Now Job sees that God is above all and in control of all; he is concerned about the smallest detail. Although Job may not understand the reason why God does things, he is assured that God is working according to his own purposes, and those purposes are perfect. Job has been conquered but he has also found peace, for the God who has been revealed to him is greater than Job ever imagined. Job no longer demands anything of God. He only worships (42:1-2).

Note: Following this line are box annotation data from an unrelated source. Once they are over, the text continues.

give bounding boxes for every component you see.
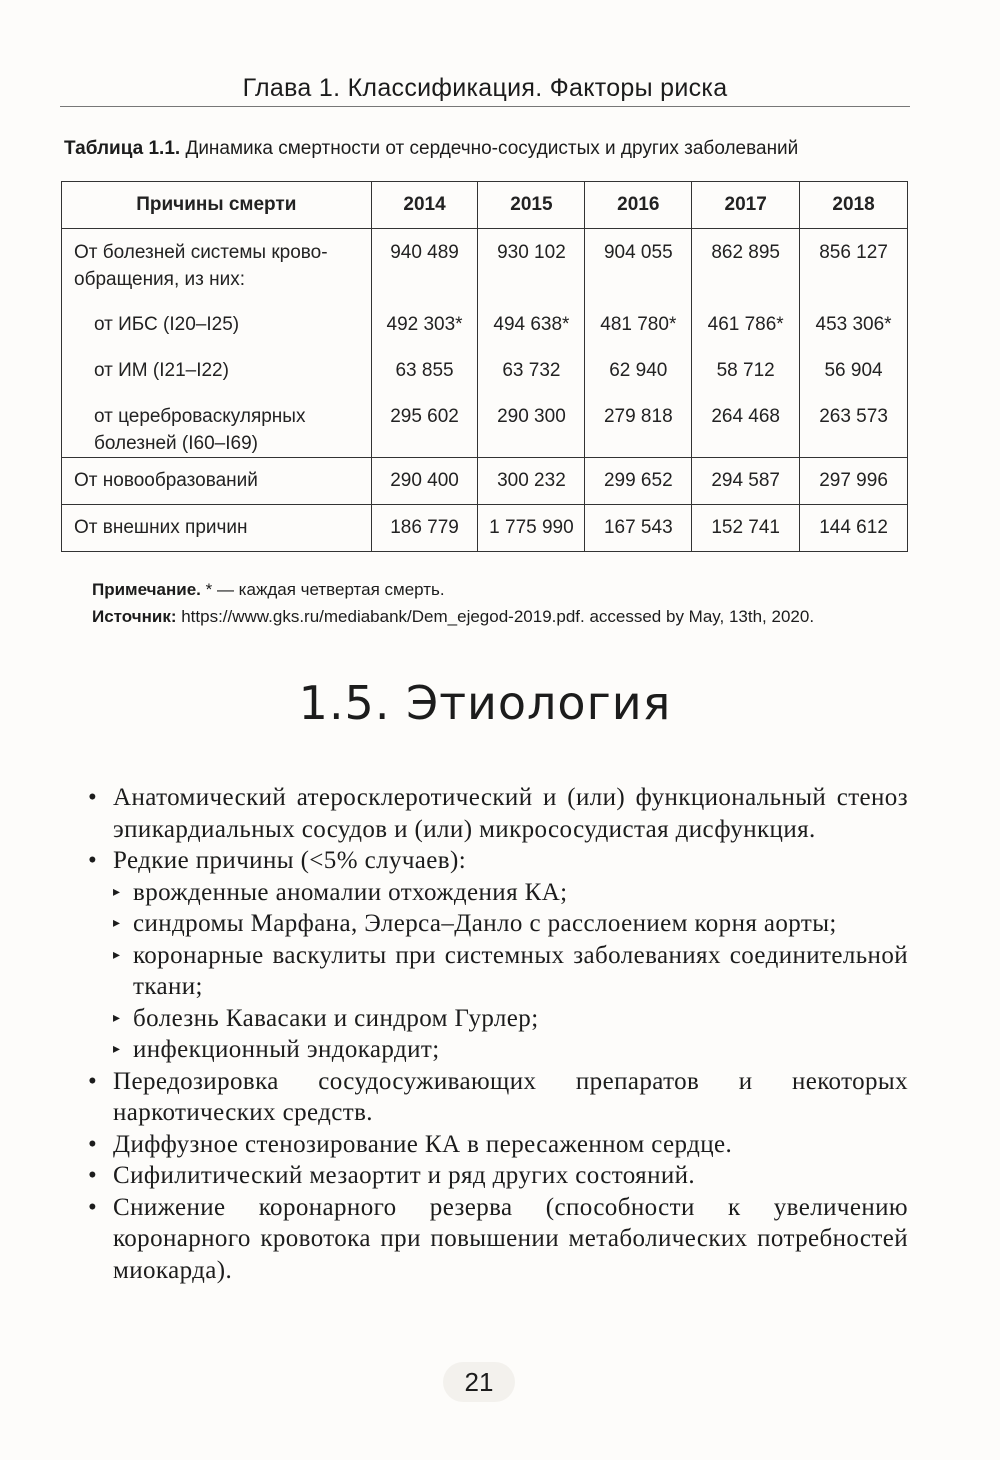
table-cell: 492 303* <box>371 302 478 348</box>
table-cell: 856 127 <box>800 229 908 303</box>
table-cell: 494 638* <box>478 302 585 348</box>
note-label: Примечание. <box>92 580 201 599</box>
table-cell: 461 786* <box>692 302 800 348</box>
list-item <box>88 1160 908 1192</box>
row-label-line: От болезней системы крово- <box>74 242 328 263</box>
table-notes <box>92 576 814 630</box>
sub-list-item-text: коронарные васкулиты при системных заболеваниях соединительной ткани; <box>133 941 908 1000</box>
table-cell: 186 779 <box>371 505 478 552</box>
table-cell: 279 818 <box>585 394 692 458</box>
column-header-2018: 2018 <box>800 182 908 229</box>
column-header-2017: 2017 <box>692 182 800 229</box>
triangle-bullet-icon: ▸ <box>113 916 121 931</box>
row-label-line: от цереброваскулярных <box>94 406 306 427</box>
table-cell: 58 712 <box>692 348 800 394</box>
table-cell: 453 306* <box>800 302 908 348</box>
table-cell: 297 996 <box>800 458 908 505</box>
bullet-icon: • <box>88 1067 98 1095</box>
list-item-text: Анатомический атеросклеротический и (или) функциональный стеноз эпикардиальных сосудов и (или) микрососудистая дисфункция. <box>113 784 908 843</box>
table-row <box>62 505 908 552</box>
triangle-bullet-icon: ▸ <box>113 884 121 900</box>
list-item-text: Сифилитический мезаортит и ряд других состояний. <box>113 1162 696 1189</box>
table-cell: 144 612 <box>800 505 908 552</box>
table-caption-text: Динамика смертности от сердечно-сосудистых и других заболеваний <box>180 138 799 159</box>
table-cell: 152 741 <box>692 505 800 552</box>
table-cell: 294 587 <box>692 458 800 505</box>
table-cell: 862 895 <box>692 229 800 303</box>
header-divider <box>60 106 910 107</box>
table-row <box>62 348 908 394</box>
bullet-icon: • <box>88 784 98 811</box>
table-caption-label: Таблица 1.1. <box>64 138 181 159</box>
list-item-text: Редкие причины (<5% случаев): <box>113 847 467 874</box>
etiology-list <box>88 782 908 1286</box>
table-cell: 167 543 <box>585 505 692 552</box>
table-cell: 481 780* <box>585 302 692 348</box>
triangle-bullet-icon: ▸ <box>113 947 121 963</box>
mortality-table <box>61 181 908 552</box>
column-header-2015: 2015 <box>478 182 585 229</box>
table-row <box>62 458 908 505</box>
table-cell: 940 489 <box>371 229 478 303</box>
bullet-icon: • <box>88 1130 98 1158</box>
row-label <box>62 229 372 303</box>
list-item <box>88 845 908 877</box>
table-cell: 290 300 <box>478 394 585 458</box>
sub-list-item-text: болезнь Кавасаки и синдром Гурлер; <box>133 1004 539 1032</box>
section-title: 1.5. Этиология <box>298 676 672 730</box>
table-cell: 300 232 <box>478 458 585 505</box>
note-line <box>92 576 814 603</box>
row-label <box>62 394 372 458</box>
sub-list-item-text: синдромы Марфана, Элерса–Данло с расслоением корня аорты; <box>133 910 837 937</box>
table-cell: 63 732 <box>478 348 585 394</box>
sub-list-item <box>88 877 908 909</box>
bullet-icon: • <box>88 1193 98 1221</box>
list-item <box>88 782 908 845</box>
triangle-bullet-icon: ▸ <box>113 1042 121 1057</box>
table-caption <box>64 138 914 160</box>
table-cell: 299 652 <box>585 458 692 505</box>
bullet-icon: • <box>88 1162 98 1189</box>
table-cell: 290 400 <box>371 458 478 505</box>
sub-list-item-text: инфекционный эндокардит; <box>133 1036 440 1063</box>
page-number: 21 <box>443 1362 515 1402</box>
table-header-row <box>62 182 908 229</box>
sub-list-item <box>88 940 908 1003</box>
table-cell: 63 855 <box>371 348 478 394</box>
row-label: от ИБС (I20–I25) <box>62 302 372 348</box>
source-line <box>92 603 814 630</box>
table-cell: 62 940 <box>585 348 692 394</box>
table-cell: 1 775 990 <box>478 505 585 552</box>
row-label: От новообразований <box>62 458 372 505</box>
table-row <box>62 394 908 458</box>
bullet-icon: • <box>88 847 98 874</box>
note-text: * — каждая четвертая смерть. <box>200 580 445 599</box>
column-header-2016: 2016 <box>585 182 692 229</box>
table-row <box>62 229 908 303</box>
table-cell: 263 573 <box>800 394 908 458</box>
row-label: от ИМ (I21–I22) <box>62 348 372 394</box>
sub-list-item <box>88 1003 908 1035</box>
table-row <box>62 302 908 348</box>
source-label: Источник: <box>92 607 177 626</box>
sub-list-item-text: врожденные аномалии отхождения КА; <box>133 878 568 906</box>
list-item-text: Передозировка сосудосуживающих препаратов и некоторых наркотических средств. <box>113 1067 908 1126</box>
list-item-text: Снижение коронарного резерва (способности к увеличению коронарного кровотока при повышении метаболических потребностей миокарда). <box>113 1193 908 1284</box>
row-label-line: болезней (I60–I69) <box>94 433 258 454</box>
list-item <box>88 1066 908 1129</box>
running-header: Глава 1. Классификация. Факторы риска <box>242 74 728 102</box>
source-text: https://www.gks.ru/mediabank/Dem_ejegod-2019.pdf. accessed by May, 13th, 2020. <box>176 607 815 626</box>
list-item-text: Диффузное стенозирование КА в пересаженном сердце. <box>113 1130 733 1158</box>
column-header-cause: Причины смерти <box>62 182 372 229</box>
table-cell: 930 102 <box>478 229 585 303</box>
row-label-line: обращения, из них: <box>74 269 246 290</box>
sub-list-item <box>88 1034 908 1066</box>
triangle-bullet-icon: ▸ <box>113 1010 121 1026</box>
sub-list-item <box>88 908 908 940</box>
table-cell: 264 468 <box>692 394 800 458</box>
table-cell: 295 602 <box>371 394 478 458</box>
table-cell: 56 904 <box>800 348 908 394</box>
list-item <box>88 1129 908 1161</box>
list-item <box>88 1192 908 1287</box>
column-header-2014: 2014 <box>371 182 478 229</box>
table-cell: 904 055 <box>585 229 692 303</box>
row-label: От внешних причин <box>62 505 372 552</box>
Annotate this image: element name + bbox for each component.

Humbly Job confesses the truth of God’s accusation against him that he ‘darkened counsel without knowledge’ (3; see 38:2). God had challenged Job to answer his questions (4; see 38:3), but Job now has nothing to say. Previously, he had a theoretical knowledge of God, but now he has personally met God. Although his questions are not answered, he himself is fully satisfied (5-6).
God exalts Job (42:7-17)
The three friends, in spite of the truths mixed in with their speeches, are now declared wrong. Job, in spite of his rash speech and irreverent protest, is now declared right. In accusing Job of great sin, the three friends had not spoken the truth, whereas Job, in claiming to be upright and not guilty of great sin, is now proved to be truthful. The friends’ theory that suffering is always the result of personal sin is proved wrong, whereas Job’s desire for a just God is satisfied. The friends had relied upon traditional theories, whereas Job had searched for the truth. The friends talked about God, whereas Job talked to God (7-8).
Job was not haughty in victory, nor were the friends bitter in defeat. In loving forgiveness, Job prayed for the friends, and in humble repentance the friends asked God’s forgiveness by offering the sacrifices he demanded of them (9).
Apparently Job still did not know (and possibly never knew) that the main reason for his sufferings was an accusation made against him by Satan (see 1:11; 2:5). Now that Satan had been proved wrong, it was only fair that Job’s former prosperity and family happiness should return. At the same time it might have shown to Job’s fellow citizens, in the only way they understood, that God was pleased with Job. The turning point in Job’s sufferings came when he prayed for his critics. His disease was healed, good health returned, children were born to replace those who had died, and his wealth grew to twice that of former days (10-17).